The time constant (τ) of an RC circuit can be calculated using the formula: \(\tau = RC\) Insert the values of the equivalent resistance and capacitance: \(\tau = (4.4\,\text{k}\Omega)(1.9\,\mu\text{F}) = 8.36\,\text{ms}\)

The charging current (I) in the circuit after a time t can be given by the formula: \(I(t) = I_0 e^{-t/\tau}\) Where \(I_0\) is the initial current, and t is the time.
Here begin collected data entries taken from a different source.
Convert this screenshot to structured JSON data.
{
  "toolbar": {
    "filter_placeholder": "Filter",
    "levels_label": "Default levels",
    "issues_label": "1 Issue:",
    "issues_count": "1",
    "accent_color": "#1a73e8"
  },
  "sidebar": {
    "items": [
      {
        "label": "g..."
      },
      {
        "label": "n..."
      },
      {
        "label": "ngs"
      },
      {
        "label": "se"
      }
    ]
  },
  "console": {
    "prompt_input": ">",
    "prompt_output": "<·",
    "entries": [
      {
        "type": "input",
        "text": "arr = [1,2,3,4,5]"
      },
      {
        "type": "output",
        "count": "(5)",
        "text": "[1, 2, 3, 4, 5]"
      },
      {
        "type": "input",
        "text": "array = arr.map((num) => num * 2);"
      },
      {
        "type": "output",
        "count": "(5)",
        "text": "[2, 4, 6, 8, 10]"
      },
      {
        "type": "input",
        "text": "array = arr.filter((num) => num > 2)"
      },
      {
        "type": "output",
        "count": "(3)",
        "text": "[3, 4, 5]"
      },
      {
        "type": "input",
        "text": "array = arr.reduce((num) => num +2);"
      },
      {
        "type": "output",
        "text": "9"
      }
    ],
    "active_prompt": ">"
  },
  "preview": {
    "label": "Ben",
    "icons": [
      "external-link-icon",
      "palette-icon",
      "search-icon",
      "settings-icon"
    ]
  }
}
The initial current in the circuit can be found using Ohm's law: \(I_0 = \frac{V}{R_{eq}}=\frac{12.0\,\text{V}}{4.4\,\text{k}\Omega}=2.73\,\text{mA}\) We will now insert the given final current value, \(1.50\,\text{mA} \), and solve for t: \(1.50\,\text{mA} = 2.73\,\text{mA} e^{-t/8.36\,\text{ms}}\)

First, divide both sides by \(2.73\,\text{mA}\): \(\frac{1.50\,\text{mA}}{2.73\,\text{mA}} = e^{-t/8.36\,\text{ms}}\) Now, take the natural logarithm of both sides: \(-t/8.36\,\text{ms} = \ln\left(\frac{1.50\,\text{mA}}{2.73\,\text{mA}}\right)\) Finally, solve for t: \(t = -8.36\,\text{ms} \times \ln\left(\frac{1.50\,\text{mA}}{2.73\,\text{mA}}\right) \approx 4.58\,\text{ms}\) Therefore, it will take approximately 4.58 ms for the current in the circuit to drop from its initial value to 1.50 mA.